Is this really happening, and did the president just answer meme for meme? Questions I asked myself last night while feeling bad about making fun of Clint Eastwood arguing with a chair, because Clint Eastwood reminds me of my grandfather, another crusty old Republican who loved westerns and believed he was surrounded by idiots 99 percent of the time. Would you let your grandpa get on TV and yell at a chair? And yet, perhaps this bizarre, ill-rehearsed moment was a stroke of staging genius. Did Eastwood actually see someone in that chair? Some shadow companion, perhaps, who appears as a result of trauma and slowly becomes a private antagonist that could only be defeated by a grand gesture? There is precedent.

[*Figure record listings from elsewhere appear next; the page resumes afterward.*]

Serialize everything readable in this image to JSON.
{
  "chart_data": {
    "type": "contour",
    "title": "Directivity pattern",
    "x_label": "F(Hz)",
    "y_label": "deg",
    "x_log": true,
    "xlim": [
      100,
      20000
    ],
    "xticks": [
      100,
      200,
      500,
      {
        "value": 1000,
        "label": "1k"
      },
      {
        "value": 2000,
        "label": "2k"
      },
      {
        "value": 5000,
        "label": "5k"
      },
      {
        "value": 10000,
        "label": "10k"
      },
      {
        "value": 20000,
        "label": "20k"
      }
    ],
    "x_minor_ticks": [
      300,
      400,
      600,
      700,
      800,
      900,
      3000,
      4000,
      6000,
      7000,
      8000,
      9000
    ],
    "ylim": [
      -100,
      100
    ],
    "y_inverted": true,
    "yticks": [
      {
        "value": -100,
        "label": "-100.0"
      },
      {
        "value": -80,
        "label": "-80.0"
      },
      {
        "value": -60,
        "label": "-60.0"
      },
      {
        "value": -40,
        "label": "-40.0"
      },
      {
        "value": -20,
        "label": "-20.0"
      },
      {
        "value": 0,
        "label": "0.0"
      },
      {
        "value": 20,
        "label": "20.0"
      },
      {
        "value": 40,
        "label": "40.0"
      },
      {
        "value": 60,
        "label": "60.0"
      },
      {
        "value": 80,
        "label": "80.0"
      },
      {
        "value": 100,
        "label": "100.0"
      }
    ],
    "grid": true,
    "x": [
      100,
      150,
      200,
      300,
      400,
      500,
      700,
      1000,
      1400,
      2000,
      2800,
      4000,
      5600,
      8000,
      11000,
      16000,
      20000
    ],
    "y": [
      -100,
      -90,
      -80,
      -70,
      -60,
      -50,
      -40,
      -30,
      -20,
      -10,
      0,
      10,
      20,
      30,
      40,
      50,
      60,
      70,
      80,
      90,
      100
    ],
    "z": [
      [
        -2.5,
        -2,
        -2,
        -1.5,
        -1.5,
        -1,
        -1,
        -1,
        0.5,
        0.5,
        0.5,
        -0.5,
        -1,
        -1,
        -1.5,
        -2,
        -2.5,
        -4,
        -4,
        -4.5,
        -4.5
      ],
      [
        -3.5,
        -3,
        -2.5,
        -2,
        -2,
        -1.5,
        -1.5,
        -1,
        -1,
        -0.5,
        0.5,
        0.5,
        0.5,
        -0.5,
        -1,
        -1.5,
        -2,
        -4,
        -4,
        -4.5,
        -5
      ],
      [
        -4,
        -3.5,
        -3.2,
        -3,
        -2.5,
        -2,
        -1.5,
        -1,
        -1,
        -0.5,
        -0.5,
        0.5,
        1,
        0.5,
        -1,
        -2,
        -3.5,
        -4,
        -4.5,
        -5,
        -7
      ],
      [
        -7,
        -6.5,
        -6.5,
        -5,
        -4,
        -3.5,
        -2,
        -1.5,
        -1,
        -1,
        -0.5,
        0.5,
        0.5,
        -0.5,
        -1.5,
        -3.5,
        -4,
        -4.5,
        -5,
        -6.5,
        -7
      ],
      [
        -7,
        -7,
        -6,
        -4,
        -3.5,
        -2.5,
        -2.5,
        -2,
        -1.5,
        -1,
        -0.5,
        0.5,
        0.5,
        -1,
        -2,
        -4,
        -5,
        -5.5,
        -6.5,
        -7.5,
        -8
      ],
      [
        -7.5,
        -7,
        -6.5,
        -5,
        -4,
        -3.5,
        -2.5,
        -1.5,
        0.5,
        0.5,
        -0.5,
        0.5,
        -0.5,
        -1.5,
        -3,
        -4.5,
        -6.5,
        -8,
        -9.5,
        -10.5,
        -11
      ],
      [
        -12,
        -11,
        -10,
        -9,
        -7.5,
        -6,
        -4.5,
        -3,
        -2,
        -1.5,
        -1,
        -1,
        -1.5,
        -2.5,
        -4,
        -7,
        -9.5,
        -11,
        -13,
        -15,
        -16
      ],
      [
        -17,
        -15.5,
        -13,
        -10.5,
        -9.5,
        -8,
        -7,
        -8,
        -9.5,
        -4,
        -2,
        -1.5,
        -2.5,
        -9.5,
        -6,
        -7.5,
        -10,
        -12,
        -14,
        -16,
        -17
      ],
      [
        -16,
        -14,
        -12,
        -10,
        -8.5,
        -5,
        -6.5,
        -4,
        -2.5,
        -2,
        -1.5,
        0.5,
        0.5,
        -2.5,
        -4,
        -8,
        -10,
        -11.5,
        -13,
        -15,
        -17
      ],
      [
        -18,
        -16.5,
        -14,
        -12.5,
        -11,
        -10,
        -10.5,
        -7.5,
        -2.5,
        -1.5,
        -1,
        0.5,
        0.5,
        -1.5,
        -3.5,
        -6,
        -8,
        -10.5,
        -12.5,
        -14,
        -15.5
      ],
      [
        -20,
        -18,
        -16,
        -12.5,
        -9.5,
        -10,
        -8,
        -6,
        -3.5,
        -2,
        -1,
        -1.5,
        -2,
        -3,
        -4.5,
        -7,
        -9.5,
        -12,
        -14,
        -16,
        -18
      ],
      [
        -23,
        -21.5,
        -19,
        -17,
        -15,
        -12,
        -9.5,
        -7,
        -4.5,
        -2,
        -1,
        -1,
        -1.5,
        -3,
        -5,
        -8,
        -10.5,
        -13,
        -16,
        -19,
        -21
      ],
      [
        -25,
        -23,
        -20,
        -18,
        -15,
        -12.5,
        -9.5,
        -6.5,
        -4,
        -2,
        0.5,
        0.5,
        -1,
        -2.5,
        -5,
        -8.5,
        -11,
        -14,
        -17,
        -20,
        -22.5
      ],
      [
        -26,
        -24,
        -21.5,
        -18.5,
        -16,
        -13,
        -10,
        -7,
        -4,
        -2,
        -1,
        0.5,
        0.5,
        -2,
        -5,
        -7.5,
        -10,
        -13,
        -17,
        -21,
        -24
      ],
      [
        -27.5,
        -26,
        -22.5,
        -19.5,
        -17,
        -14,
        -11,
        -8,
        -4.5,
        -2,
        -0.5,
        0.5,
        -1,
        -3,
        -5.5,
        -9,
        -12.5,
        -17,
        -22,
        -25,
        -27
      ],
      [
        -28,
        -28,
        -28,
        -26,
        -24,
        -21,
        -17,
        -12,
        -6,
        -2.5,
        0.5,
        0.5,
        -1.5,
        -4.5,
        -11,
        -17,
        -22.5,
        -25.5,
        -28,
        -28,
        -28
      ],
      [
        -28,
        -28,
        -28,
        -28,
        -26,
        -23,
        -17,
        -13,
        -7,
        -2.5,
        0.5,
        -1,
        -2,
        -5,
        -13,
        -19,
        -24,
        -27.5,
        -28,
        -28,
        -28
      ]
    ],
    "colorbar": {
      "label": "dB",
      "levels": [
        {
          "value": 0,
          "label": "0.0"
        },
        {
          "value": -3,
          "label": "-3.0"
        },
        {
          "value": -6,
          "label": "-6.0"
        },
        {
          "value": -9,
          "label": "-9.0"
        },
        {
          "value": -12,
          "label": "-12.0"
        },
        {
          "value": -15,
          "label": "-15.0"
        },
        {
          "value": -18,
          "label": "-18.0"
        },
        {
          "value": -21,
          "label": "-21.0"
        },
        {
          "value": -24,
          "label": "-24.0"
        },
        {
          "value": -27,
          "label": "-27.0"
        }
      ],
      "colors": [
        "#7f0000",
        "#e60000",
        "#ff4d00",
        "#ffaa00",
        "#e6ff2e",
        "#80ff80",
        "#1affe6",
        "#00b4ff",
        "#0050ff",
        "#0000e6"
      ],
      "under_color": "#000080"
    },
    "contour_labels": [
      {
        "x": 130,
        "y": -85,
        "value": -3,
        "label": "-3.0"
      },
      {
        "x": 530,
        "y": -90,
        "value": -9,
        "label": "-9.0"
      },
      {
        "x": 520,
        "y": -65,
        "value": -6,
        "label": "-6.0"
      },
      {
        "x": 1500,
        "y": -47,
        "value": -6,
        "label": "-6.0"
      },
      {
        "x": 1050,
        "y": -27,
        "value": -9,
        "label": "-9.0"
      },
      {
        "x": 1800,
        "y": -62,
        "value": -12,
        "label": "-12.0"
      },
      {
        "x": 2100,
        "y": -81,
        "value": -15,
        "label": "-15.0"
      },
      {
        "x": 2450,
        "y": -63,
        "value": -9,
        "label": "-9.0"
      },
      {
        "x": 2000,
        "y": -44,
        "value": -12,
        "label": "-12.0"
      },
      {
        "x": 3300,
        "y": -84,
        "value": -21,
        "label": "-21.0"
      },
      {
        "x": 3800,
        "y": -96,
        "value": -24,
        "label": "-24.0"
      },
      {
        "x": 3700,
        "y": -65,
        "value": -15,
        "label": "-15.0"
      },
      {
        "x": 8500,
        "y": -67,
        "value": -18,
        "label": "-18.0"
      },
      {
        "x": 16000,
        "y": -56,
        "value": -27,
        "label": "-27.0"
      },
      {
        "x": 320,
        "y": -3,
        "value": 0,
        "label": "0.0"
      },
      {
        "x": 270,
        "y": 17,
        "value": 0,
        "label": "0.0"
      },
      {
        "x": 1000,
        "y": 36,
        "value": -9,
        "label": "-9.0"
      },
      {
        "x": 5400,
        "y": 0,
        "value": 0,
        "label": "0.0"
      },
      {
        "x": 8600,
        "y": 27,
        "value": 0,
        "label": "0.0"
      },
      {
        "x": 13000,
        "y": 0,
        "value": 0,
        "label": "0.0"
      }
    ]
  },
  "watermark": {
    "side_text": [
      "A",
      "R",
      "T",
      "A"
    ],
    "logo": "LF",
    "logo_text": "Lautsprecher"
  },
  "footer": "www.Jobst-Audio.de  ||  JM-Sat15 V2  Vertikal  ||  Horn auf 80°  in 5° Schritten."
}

The Donnie Darko Explanation
The president appears to Eastwood yesterday as a monstrous, soft-spoken bunny. He lures Clint out onto the streets of Tampa (“closer, closer”) and tells him the world will end in 28 days, six hours, 42 minutes, 12 seconds. With nothing to lose, Clint lets the president lead him to the RNC stage, and now Clint will spend the next month committing increasingly desperate acts before ending it all in an epic confrontation with a guy in a rabbit suit (college football season is upon us, mascots beware).
The Fight Club Theory
Clint Eastwood secretly visits support groups because he can’t sleep and feels disconnected from his life. He ends up in a Romney/Ryan campaign meeting and just rolls with it. Clint meets the president on a commercial flight, which seems weird to him at the time but OK, and later they move in together and start beating the hell out of each other so they can feel alive. The president convinces Clint to join him on covert operations, and after a while Clint can’t tell where his life stops and the president’s begins. The title of his speech is “Project Mayhem.”
The Beaver Twist
Clint Eastwood is a troubled man whose clenched jaw keeps him from communicating with the world. He relearns how to speak through his trusted prop, an empty chair. For a while it works: His kids reach out to him, and he starts to reconnect and find some solace. But he finds the prop crippling; the chair won’t let him go without a fight. The RNC speech was a last-ditch effort to rid himself of the chair so he could live a normal life. I don’t know how Jodie Foster fits in.
The Drop Dead Fred Failure
Clint Eastwood and Barack Obama have been friends since childhood and used to get into all sorts of scrapes together. Barack Obama was a terrible influence on Clint back in the “Dirty Harry” days, but Clint kicked him out and turned his career around, even started winning Oscars. Now the president is back, wreaking havoc at the worst possible moments. Who am I kidding, this movie is terrible.
The Sixth Sense Surprise
We’re all dead. This is hell. One more convention to go.